Das Wasser kommt

Alois Krämer, Bodenbach

Der kleine Johann in seiner Zinkwanne begann zu murren, als seine Mutter, die Marie,ihm die Ohren schrubbte und das Wunderwerk vollbrachte, einen über und über mit Dreck und Lehm verschmierten Jungen in ein sauberes Kind zu verwandeln, das am anderen Morgen im Hochamt die Messe dienen sollte. „Musst du dich immer so dreckig machen?", schimpfte sie und seifte ihm tüchtig das linke Bein und den Fuß ein. „Mama", beschwerte ihr Sohn sich, während er ihr das andere Bein hinstreckte, „Mama, wir haben den Arbeitern geholfen, die Gräben für die Wasserleitung auszuheben, da macht man sich nun mal schmutzig. Bald sind wir fertig, und dann kommt das Wasser bis ins Haus, ist das nicht toll? Und du brauchst kein Wasser mehr zu schleppen!", schloss er triumphierend. Damit hatte er gewonnen, das wusste der Bengel ganz genau. Alle Leute freuten sich über die neue Leitung, die nun endlich das Dorf mit fließendem Wasser versorgen würde. Ganz richtig, Marie verzog ihr Gesicht zu einem Lächeln. Nun würde ein Teil ihrer täglichen Arbeit sehr viel leichter werden. „Bald kannst du deinem Vater helfen, den Graben über den Hof zum Haus müssen wir selbst ausheben", meinte sie, „da habt ihr schon genug zu tun, ohne dass du den Arbeitern im Weg herumstehst!" Johann war beleidigt. Er hatte den Arbeitern fleißig Handlangerdienste geleistet, zudem noch aus dem Sauerbrunnen, den die Dorfbewohner „Drees" nannten, kannenweise das kohlensäurehaltige Wasser gegen den Durst herangetragen, und war dafür von allen gelobt worden. Das war wohl echte Schinderei und kein Herumstehen gewesen! Nachdem sie ihrem Sohn beim Abtrocknen geholfen und ihm seine Kleider gereicht hatte, leerte sie die Wanne aus, indem sie das Waschwasser in Eimer füllte und sie beiseite stellte.

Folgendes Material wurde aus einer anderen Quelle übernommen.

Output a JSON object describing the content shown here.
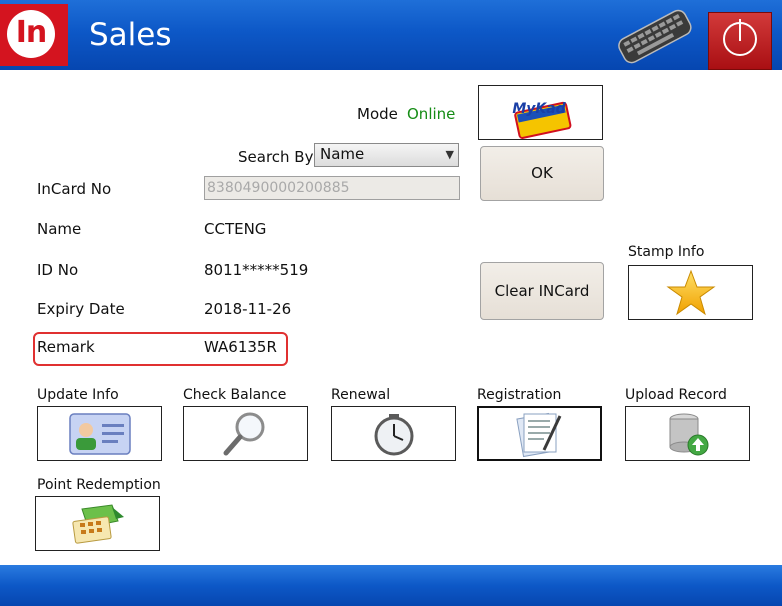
{
  "header": {
    "logo_text": "In",
    "title": "Sales"
  },
  "mode": {
    "label": "Mode",
    "value": "Online",
    "value_color": "#148c14"
  },
  "mykad_logo_text": "MyKad",
  "search": {
    "label": "Search By",
    "selected": "Name"
  },
  "buttons": {
    "ok": "OK",
    "clear": "Clear INCard"
  },
  "fields": [
    {
      "label": "InCard No",
      "value": "8380490000200885"
    },
    {
      "label": "Name",
      "value": "CCTENG"
    },
    {
      "label": "ID No",
      "value": "8011*****519"
    },
    {
      "label": "Expiry Date",
      "value": "2018-11-26"
    },
    {
      "label": "Remark",
      "value": "WA6135R"
    }
  ],
  "stamp": {
    "label": "Stamp Info",
    "icon": "star-icon"
  },
  "actions": [
    {
      "label": "Update Info",
      "icon": "user-card-icon"
    },
    {
      "label": "Check Balance",
      "icon": "magnifier-icon"
    },
    {
      "label": "Renewal",
      "icon": "clock-icon"
    },
    {
      "label": "Registration",
      "icon": "document-pen-icon"
    },
    {
      "label": "Upload Record",
      "icon": "database-upload-icon"
    },
    {
      "label": "Point Redemption",
      "icon": "calculator-arrow-icon"
    }
  ],
  "accent": {
    "header": "#0d58c7",
    "logo": "#d4141f",
    "highlight": "#e03030"
  }
}
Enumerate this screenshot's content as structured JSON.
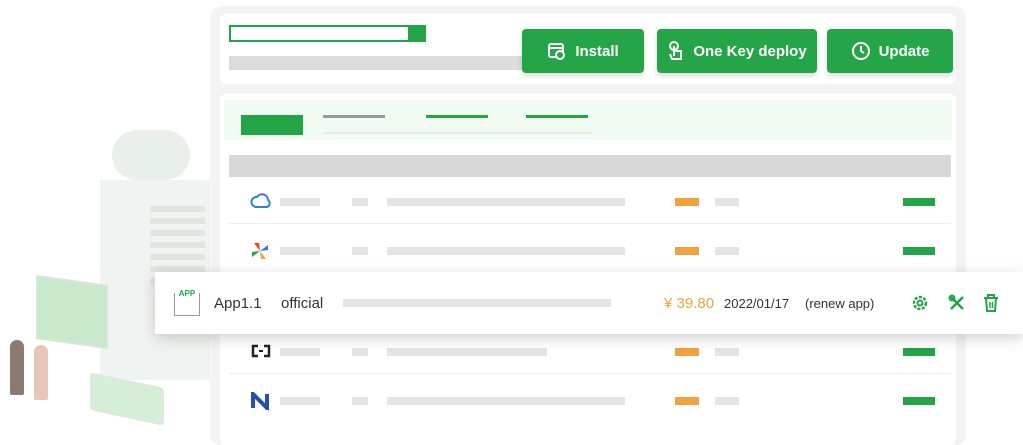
{
  "toolbar": {
    "install_label": "Install",
    "one_key_deploy_label": "One Key deploy",
    "update_label": "Update"
  },
  "app_row": {
    "icon_text": "APP",
    "name": "App1.1",
    "source": "official",
    "price": "¥ 39.80",
    "date": "2022/01/17",
    "renew": "(renew app)"
  },
  "colors": {
    "accent": "#22a447",
    "price": "#f0a33c"
  },
  "icons": [
    "install-icon",
    "touch-icon",
    "update-icon",
    "settings-icon",
    "tools-icon",
    "trash-icon",
    "cloud-icon",
    "pinwheel-icon",
    "bracket-icon",
    "n-logo-icon"
  ]
}
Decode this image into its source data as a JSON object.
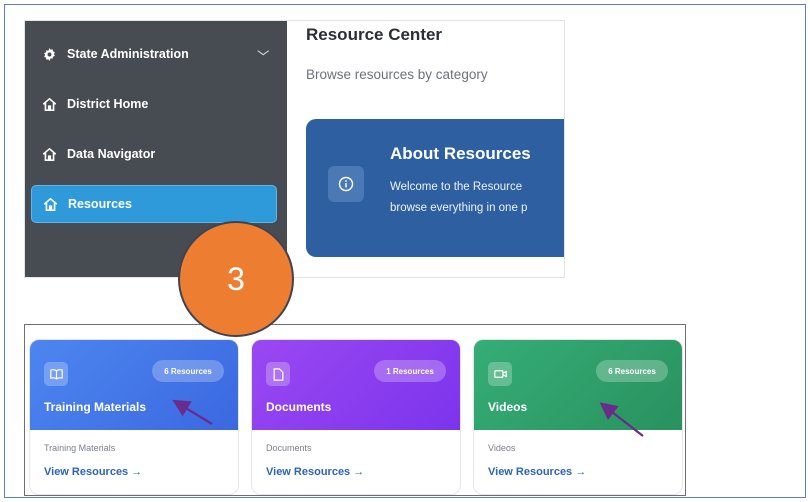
{
  "sidebar": {
    "items": [
      {
        "label": "State Administration",
        "icon": "gear-icon"
      },
      {
        "label": "District Home",
        "icon": "home-icon"
      },
      {
        "label": "Data Navigator",
        "icon": "home-icon"
      },
      {
        "label": "Resources",
        "icon": "home-icon",
        "active": true
      }
    ]
  },
  "main": {
    "title": "Resource Center",
    "subtitle": "Browse resources by category",
    "about": {
      "title": "About Resources",
      "line1": "Welcome to the Resource",
      "line2": "browse everything in one p"
    }
  },
  "step": {
    "number": "3",
    "color": "#ed7d31"
  },
  "categories": [
    {
      "name": "Training Materials",
      "count": "6 Resources",
      "description": "Training Materials",
      "link": "View Resources →",
      "color": "#3f74ea",
      "icon": "book-open-icon"
    },
    {
      "name": "Documents",
      "count": "1 Resources",
      "description": "Documents",
      "link": "View Resources →",
      "color": "#8a3ff0",
      "icon": "document-icon"
    },
    {
      "name": "Videos",
      "count": "6 Resources",
      "description": "Videos",
      "link": "View Resources →",
      "color": "#2f9e6a",
      "icon": "video-icon"
    }
  ],
  "annotation_color": "#6a2c8c"
}
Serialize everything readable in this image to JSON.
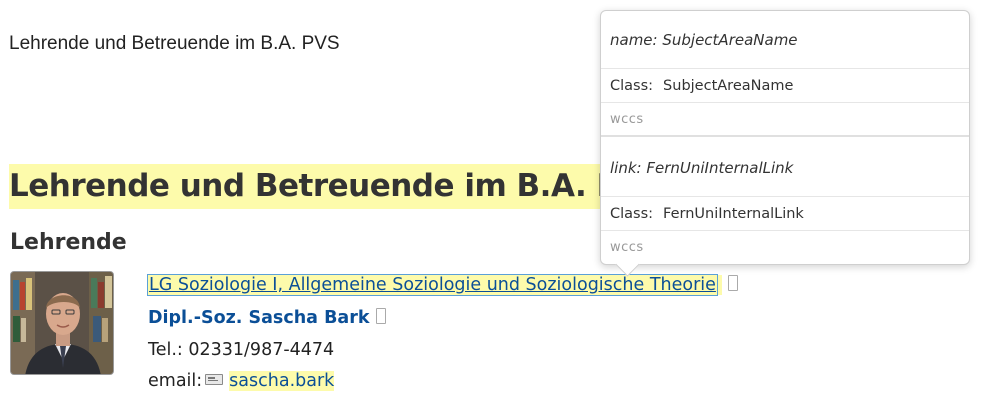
{
  "page": {
    "breadcrumb_title": "Lehrende und Betreuende im B.A. PVS",
    "heading": "Lehrende und Betreuende im B.A. PVS",
    "section_heading": "Lehrende"
  },
  "person": {
    "chair_link": "LG Soziologie I, Allgemeine Soziologie und Soziologische Theorie",
    "name_link": "Dipl.-Soz. Sascha Bark",
    "phone": "Tel.: 02331/987-4474",
    "email_label": "email:",
    "email_link": "sascha.bark"
  },
  "inspector": {
    "sections": [
      {
        "title": "name: SubjectAreaName",
        "class_key": "Class:",
        "class_value": "SubjectAreaName",
        "namespace": "wccs"
      },
      {
        "title": "link: FernUniInternalLink",
        "class_key": "Class:",
        "class_value": "FernUniInternalLink",
        "namespace": "wccs"
      }
    ]
  },
  "colors": {
    "highlight": "#fdfbab",
    "link": "#0b4f97",
    "heading_text": "#333333"
  },
  "icons": [
    "external-link-icon",
    "email-icon",
    "avatar-photo"
  ]
}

Schließlich konnte sie damit noch die Küche, die Futterkammer und den Hausflur säubern. Wassersparen am rechten Ort war eiserne Pflicht, denn jeder Tropfen musste mühsam herangeschafft werden. Am Abend, als der Junge schlief, badeten sie und ihr Mann im gleichen Zuber, damit war die wöchentliche gründliche Körperreinigung der Familie beendet.

Zwar hätte man auch im Borler „Institut" duschen können. In den Nebenräumen des dortigen, von der Landwirtschaftskammer Rheinland-Nassau betriebenen Grünlandforschungsinstituts befanden sich Waschräume, wo man für einen Preis von 30 Pf. eine warme Dusche nehmen konnte. Doch erstens musste man den Weg dorthin erst einmal zurücklegen, und zweitens war ihr das Geld dafür eigentlich zu schade.

Später sprachen sie noch ein wenig über die Wasserleitung, die in jenen Tagen das Gesprächsthema Nummer eins im Dorf war. Im Jahr 1952 war endlich ein Tiefbrunnen mit Hochbehälter in Bodenbach geplant worden, Der Hochbehälter sollte seinen Platz auf dem sog. „Büchel", einem 504 m über NN hohen Hügel in der Nähe des Dorfes haben. Die Arbeiten waren schon weit fortgeschritten, alles freute sich, endlich den Wasserhahn im Haus aufdrehen zu können. „Denk dir", meinte sie, „ich brauche dann die Wassereimer nicht mehr in den Stall zu tragen, die Tiere haben dann ihren eigenen ,Kump'. In der Küche habe ich fließendes Wasser und in der Futterküche auch, du lieber Gott, was werde ich es gut haben", schloss sie strahlend. Aber noch war es ja nicht so weit.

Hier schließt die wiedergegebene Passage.